De plus en plus désireux de jouer dans la cour des grands, Couleur Café a pris soin de diversifier son affiche au fil des années quitte à y délaisser quelque peu son identité. Mais chaque édition regorge de surprises, et samedi soir, c'est le Britannique Tricky qui a gratifié le festival d'une prestation aussi inattendue qu'exaltante. Face à une tente à moitié vide, l'ancien frère d'armes de Massive Attack a livré une heure et demi d'electro-rock intense sans faire la moindre concession. Le public attend un show planant? Le gangster de Bristol entre sur scène sur les riffs dévastateurs d'une Gibson SG distordante et lance sa choriste sur le devant de la scène pour magnifier ses morceaux les plus dansants. Sublime dans sa robe de soirée mi-classe, mi-suggestive, le jeune femme envoie un phrasé hip hop dévastateur qui retourne les quelques curieux arrivés à l'heure, avant de poursuivre tout en grâce sur des lignes de basse plus planantes. La scène est immense, l'atmosphère intimiste, et les badauds étourdis commencent à pénétrer dans l'univers de l'artiste. Après une petite heure pourtant, Tricky fatigue, délaisse le micro pour fumer tranquillement des clopes face à sa batterie, et cède la place à ses musiciens impeccables, qui balancent leurs solos endiablés jusqu'aux petites heures de la mâtinée.

En attendant les dinosaures

De quoi faire oublier au public de Couleur Café qu'il vient de subir deux jours de déluge, et penser joyeusement à une dernière journée que tout un chacun espère ensoleillée.

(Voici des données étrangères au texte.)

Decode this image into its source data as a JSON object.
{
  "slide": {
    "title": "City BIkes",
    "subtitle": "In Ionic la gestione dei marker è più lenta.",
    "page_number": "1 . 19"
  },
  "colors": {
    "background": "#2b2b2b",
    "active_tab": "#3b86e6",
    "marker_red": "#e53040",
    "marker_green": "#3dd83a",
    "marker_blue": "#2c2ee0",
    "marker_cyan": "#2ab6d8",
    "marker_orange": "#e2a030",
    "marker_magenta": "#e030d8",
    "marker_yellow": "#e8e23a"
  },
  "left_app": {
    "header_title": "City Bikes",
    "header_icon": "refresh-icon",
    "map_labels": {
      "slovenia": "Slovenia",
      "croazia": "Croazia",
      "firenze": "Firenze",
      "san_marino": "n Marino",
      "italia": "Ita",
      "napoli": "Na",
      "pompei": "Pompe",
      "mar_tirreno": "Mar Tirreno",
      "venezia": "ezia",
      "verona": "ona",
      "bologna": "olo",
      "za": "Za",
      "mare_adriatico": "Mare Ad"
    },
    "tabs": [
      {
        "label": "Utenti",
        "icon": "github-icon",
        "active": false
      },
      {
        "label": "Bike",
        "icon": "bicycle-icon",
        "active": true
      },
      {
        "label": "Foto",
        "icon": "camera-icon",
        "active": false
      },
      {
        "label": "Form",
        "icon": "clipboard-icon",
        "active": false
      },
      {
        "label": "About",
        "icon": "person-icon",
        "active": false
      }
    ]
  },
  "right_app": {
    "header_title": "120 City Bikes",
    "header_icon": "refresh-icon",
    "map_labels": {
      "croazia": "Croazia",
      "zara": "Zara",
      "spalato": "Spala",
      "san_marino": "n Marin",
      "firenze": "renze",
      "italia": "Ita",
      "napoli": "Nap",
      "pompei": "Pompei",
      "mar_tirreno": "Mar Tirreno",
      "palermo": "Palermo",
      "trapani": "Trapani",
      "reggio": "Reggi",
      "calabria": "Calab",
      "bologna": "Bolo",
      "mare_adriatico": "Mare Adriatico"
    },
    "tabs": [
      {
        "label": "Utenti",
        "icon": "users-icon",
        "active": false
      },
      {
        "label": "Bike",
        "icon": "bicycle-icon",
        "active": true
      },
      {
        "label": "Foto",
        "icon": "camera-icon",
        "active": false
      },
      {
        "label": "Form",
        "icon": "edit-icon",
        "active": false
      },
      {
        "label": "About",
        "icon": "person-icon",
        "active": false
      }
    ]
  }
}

La musique est là mais le climat laisse des traces, et les courageux festivaliers détrempés manifestent quelques signes de désespoir avant d'assister à l'inimaginable: le retour d'un soleil estival et avec lui, l'arrivée de John Butler, tout heureux de pouvoir assister au retour des festivités armé de sa 12 cordes et de son doigté endiablé. Le Frontman australien allie folk, rock, reggae et quelques morceaux plus mielleux qu'on lui pardonnera volontiers tant l'ambiance est festive et le batteur survolté. Puis vient la deuxième découverte majeure du week-end. Serrés sur la scène "Move", qui nous avait déjà régalé la veille avec les déjantés Néerlandais "De Jeugd Van Tegenwoordig" qui doivent sauter dans tous les sens après la victoire sur le fil des Pays-Bas sur le Mexique en huitièmes de finale de la coupe du monde de football (2-1,lire ci-dessous), les américains de "Soul Rebels" balancent des cuivres à l'unisson dans la plus pure tradition sudiste de La Nouvelle-Orléans. Le public regagne des couleurs, les files se reforment devant les bars, et le grand final d'une édition qu'on aurait tort de réduire au climat, s'annonce grandiose.